Because there is so much graffiti about the place it would be to much to document it all at once. Therefore, when Sarah and I did a big circuit of the city for purposes of orientation and administration I decided to capture images of stencils (only). I was amazed when I got home. I had amassed about 59 images in total. Stencilling is a lot bigger here than I imagined.
In comparison to slogans the stencils here are slightly more furtive. They hide in corners of buildings and indiscriminate walls. There is a broad amount of content, too. Maybe it is the iconic nature of stencils that has opened up different types of expression in comparison to the usual political, Ebonics or “Jenny-Heart-John” type messages. Whatever the reason it is conspicuous that there is a wide range of flavours on offer.
To make sense of the spectrum of stencils I have attempted to create three categories to classify what is around these two towns. The first is the easy (and not so important) category of “municipal” and “commercial” stencils. Ones which actually have a homemade/handmade feel but are actually put there by the city or private interests.
The second category, equally obvious in a country that has had 188 changes of government in its 500 year history, is “political” stencils. These cover pieces by both activist and political party.
The final category is stencils that are “idiosyncratic" or of "unknown origin." This last category is a little broad and does lead to some overlap with the two aforementioned. Personally I am still trying figure out which I like better: political or idiosyncratic. The former seems more authentic but the latter signals a country that has a distinct youth culture separate from its previous generations.
Wednesday, February 3, 2010
Current Events Bolivia
Birthday for The Cheetah
For me the day was all about fundamentals, nothing fancy. An approach that has been reinforced in preceding years through basketball; get the basics right and "luck" should find you.

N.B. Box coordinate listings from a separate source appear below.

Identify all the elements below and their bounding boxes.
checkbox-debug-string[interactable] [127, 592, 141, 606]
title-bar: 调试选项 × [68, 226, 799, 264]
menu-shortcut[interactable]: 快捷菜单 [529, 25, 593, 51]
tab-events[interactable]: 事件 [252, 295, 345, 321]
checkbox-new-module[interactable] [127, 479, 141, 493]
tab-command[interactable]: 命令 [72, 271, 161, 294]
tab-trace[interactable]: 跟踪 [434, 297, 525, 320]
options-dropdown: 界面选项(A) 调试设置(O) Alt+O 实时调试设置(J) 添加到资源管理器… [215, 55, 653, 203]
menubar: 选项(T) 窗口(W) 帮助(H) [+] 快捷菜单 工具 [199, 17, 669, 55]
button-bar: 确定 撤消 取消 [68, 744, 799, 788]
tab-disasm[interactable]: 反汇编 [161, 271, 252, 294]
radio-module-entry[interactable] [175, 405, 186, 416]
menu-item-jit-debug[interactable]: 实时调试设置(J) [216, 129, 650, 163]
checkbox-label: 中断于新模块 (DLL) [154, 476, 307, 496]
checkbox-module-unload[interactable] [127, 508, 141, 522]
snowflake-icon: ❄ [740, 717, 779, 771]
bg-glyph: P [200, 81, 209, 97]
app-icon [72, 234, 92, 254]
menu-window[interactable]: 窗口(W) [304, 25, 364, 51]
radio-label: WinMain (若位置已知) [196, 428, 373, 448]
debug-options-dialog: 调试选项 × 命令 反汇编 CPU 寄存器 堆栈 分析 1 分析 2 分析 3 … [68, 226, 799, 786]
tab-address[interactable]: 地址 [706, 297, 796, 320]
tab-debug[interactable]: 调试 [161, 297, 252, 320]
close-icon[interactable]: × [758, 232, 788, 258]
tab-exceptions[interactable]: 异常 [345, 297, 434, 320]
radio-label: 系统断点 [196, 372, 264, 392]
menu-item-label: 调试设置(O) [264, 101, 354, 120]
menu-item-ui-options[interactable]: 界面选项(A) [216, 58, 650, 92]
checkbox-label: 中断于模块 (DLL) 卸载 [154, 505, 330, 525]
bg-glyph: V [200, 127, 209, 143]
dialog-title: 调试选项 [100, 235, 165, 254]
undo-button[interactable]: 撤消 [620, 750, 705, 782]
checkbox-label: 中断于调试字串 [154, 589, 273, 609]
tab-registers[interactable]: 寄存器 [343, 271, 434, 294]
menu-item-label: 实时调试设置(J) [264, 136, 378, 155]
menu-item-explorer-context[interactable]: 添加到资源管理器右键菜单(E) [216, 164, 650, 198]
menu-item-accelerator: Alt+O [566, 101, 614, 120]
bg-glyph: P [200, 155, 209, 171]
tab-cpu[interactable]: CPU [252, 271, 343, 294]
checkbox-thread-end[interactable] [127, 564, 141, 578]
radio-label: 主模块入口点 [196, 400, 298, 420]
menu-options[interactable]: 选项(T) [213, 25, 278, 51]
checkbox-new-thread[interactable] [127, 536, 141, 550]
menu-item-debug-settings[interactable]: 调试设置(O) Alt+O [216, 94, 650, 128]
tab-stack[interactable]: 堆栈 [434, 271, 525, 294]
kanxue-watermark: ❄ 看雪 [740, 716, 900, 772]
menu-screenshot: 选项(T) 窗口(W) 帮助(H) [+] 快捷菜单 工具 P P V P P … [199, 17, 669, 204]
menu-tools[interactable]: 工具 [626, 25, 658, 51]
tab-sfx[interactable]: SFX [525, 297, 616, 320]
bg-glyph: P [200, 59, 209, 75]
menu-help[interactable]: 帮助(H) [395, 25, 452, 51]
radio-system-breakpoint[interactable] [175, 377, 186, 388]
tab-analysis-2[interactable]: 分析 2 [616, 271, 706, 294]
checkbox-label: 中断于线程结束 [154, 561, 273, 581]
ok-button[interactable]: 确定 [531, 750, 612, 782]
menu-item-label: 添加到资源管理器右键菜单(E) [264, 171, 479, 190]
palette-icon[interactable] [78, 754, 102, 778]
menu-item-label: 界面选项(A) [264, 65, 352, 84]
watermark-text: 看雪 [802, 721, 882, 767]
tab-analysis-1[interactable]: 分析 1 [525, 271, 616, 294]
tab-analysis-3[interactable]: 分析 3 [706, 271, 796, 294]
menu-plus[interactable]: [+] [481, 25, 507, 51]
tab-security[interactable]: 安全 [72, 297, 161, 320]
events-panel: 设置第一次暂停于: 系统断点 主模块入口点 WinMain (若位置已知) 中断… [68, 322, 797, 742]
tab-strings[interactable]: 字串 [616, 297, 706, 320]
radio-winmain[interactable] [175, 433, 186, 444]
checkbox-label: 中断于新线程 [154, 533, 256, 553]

Her birthday technically started on 01.02.2010 (given the time zones), so I organized to take Sarah to the documentary The Devils Miner on Monday, something which she had wanted to see for weeks. That night I made a list, split the following day into three parts, and hoped for the best.
La Mañana
On the morning of 02.02.2010 it was fresh flowers from Macardo Central, breakfast in bed and a card. As we ate our porridge with cinnamon, apple and strawberries we noticed that it was a killer day outside. It was perhaps the best day Sucre had seen in two weeks.
El Día
The next part of the day was the "surprise" activity of horse trekking. Sarah had wanted to do this for years so it was a great way to spend the day. We both got a little burnt, and Sarah´s horse was old and stroppy (it literally bit the ass of another horse at one point) but the quality of the surrounds and the guide we had made for a perfect day.
La Noche
In the evening we had dinner with the perennially gracious Ali and Sam (a UK couple we have met at our hostel). We ate at a Chinese place. When ordering we got excited about eating tofu for the first time in months and then were quickly told "No tengo tofu." Despite this the food was great, consistent with the company. On return to the hostel I brought out a mini-cake and sung her happy birthday (the cakes in Bolivia would be perfect for a Jean Baudrillard essay, they look like they have been modelled on cartoon images). Sarah had a genuine smile on her face at the end of all this which was a big relief.
Thank you Bolivia for being so pretty and thank you basketball for teaching me about fundamentals.